To develop your personal speaking skills it would be remiss of me not to suggest that you attend one of our high impact presentation and public speaking training courses or work one to one with us in a personal coaching session. I understand of course that may not be practical or suitable for everyone so the very first thing I would recommend before you do anything else is to develop simple mindful meditation practice. It takes less than 10 minutes and can be done in 5 very simple but powerful steps.

1. Sit comfortably with your eyes closed and your feet flat on the floor in a quiet place where you know you won’t be disturbed for 10 minutes.

2. Focus on your breathing and tune into each breath as you breathe slowly and calmly, in through your nose filling your lungs completely and then gently releasing the breath out through your mouth. As you breathe in acknowledge it as a breath in and feel how it feels, as you breathe out acknowledge the breath out and notice that too.

3. As you continue focusing on your breathing notice how good each inhale and each exhale feels from moment to moment. As you enjoy your breath it’s inevitable that you will interrupted by thoughts. Each time you are don’t fight, challenge or engage with them simply acknowledge them and bring your focus back to your breath.

4. As you enjoy your breath acknowledging those thoughts and letting them go as you return your awareness to your breath become aware of your body.
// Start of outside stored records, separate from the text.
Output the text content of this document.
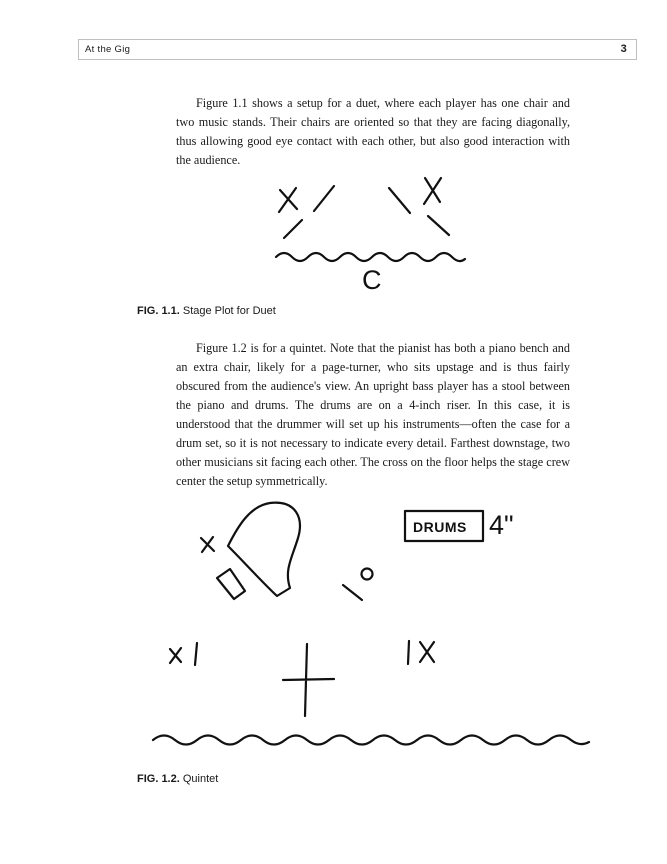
At the Gig	3

Figure 1.1 shows a setup for a duet, where each player has one chair and two music stands. Their chairs are oriented so that they are facing diagonally, thus allowing good eye contact with each other, but also good interaction with the audience.

C
DRUMS 4"
FIG. 1.1. Stage Plot for Duet

Figure 1.2 is for a quintet. Note that the pianist has both a piano bench and an extra chair, likely for a page-turner, who sits upstage and is thus fairly obscured from the audience's view. An upright bass player has a stool between the piano and drums. The drums are on a 4-inch riser. In this case, it is understood that the drummer will set up his instruments—often the case for a drum set, so it is not necessary to indicate every detail. Farthest downstage, two other musicians sit facing each other. The cross on the floor helps the stage crew center the setup symmetrically.

FIG. 1.2. Quintet
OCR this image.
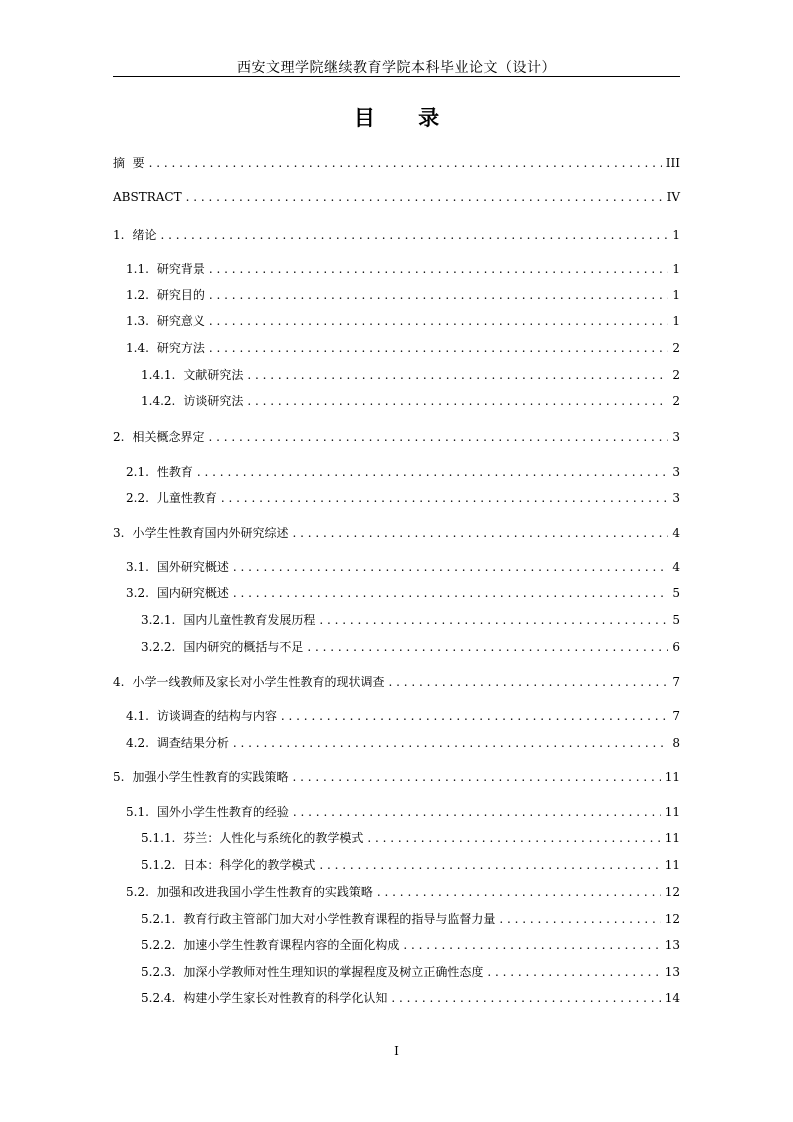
西安文理学院继续教育学院本科毕业论文（设计）
目 录
摘  要 . . .	III
ABSTRACT . . .	IV
1. 绪论 . . .	1
1.1. 研究背景 . . .	1
1.2. 研究目的 . . .	1
1.3. 研究意义 . . .	1
1.4. 研究方法 . . .	2
1.4.1. 文献研究法 . . .	2
1.4.2. 访谈研究法 . . .	2
2. 相关概念界定 . . .	3
2.1. 性教育 . . .	3
2.2. 儿童性教育 . . .	3
3. 小学生性教育国内外研究综述 . . .	4
3.1. 国外研究概述 . . .	4
3.2. 国内研究概述 . . .	5
3.2.1. 国内儿童性教育发展历程 . . .	5
3.2.2. 国内研究的概括与不足 . . .	6
4. 小学一线教师及家长对小学生性教育的现状调查 . . .	7
4.1. 访谈调查的结构与内容 . . .	7
4.2. 调查结果分析 . . .	8
5. 加强小学生性教育的实践策略 . . .	11
5.1. 国外小学生性教育的经验 . . .	11
5.1.1. 芬兰：人性化与系统化的教学模式 . . .	11
5.1.2. 日本：科学化的教学模式 . . .	11
5.2. 加强和改进我国小学生性教育的实践策略 . . .	12
5.2.1. 教育行政主管部门加大对小学性教育课程的指导与监督力量 . . .	12
5.2.2. 加速小学生性教育课程内容的全面化构成 . . .	13
5.2.3. 加深小学教师对性生理知识的掌握程度及树立正确性态度 . . .	13
5.2.4. 构建小学生家长对性教育的科学化认知 . . .	14
I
Gently tune into how your body feels as you relax in the chair. Gently and slowly scan your body up and down noticing and acknowledging anything you feel. Once again don’t challenge, fight or judge what you feel, simply notice it.

5. As you gently scan your body if you notice any tension, aches, pain or stress then acknowledge the feeling and as you slowly breathe out imagine releasing the tension in that part of the body.

This is simply one short mindful meditation practice you can begin to practice and develop in a way that works best for you. There are countless books and articles available on mindfulness and there and as many techniques as there are practical mediation classes that you can engage with. Like mindfulness itself the first challenge is to have the level of consciousness of its value and the benefits it may offer you. The second is to have the self- awareness, courage and commitment to find one that works for you.

Please be aware that at Mindful Presenter our presentation training courses, workshops and coaching sessions are not focused on meditation. Whilst it is a crucially important and influential element of approach as we say on our website: “We coach you to be completely in the room with your audience rather than simply in your head. We show you how to do far more than present; you will learn how to connect with impact, authority and grace in a way that is compelling and memorable.”

I passionately believe that mindfulness is the future of high-impact presenting and public speaking and that the best way to experience the concept of mindfulness is to try it for yourself. The moment you do so you embark on the most exciting journey of self-awareness and if you aspire to connect with your audience emotionally with clarity, purpose and impact there is a great deal more that you can do.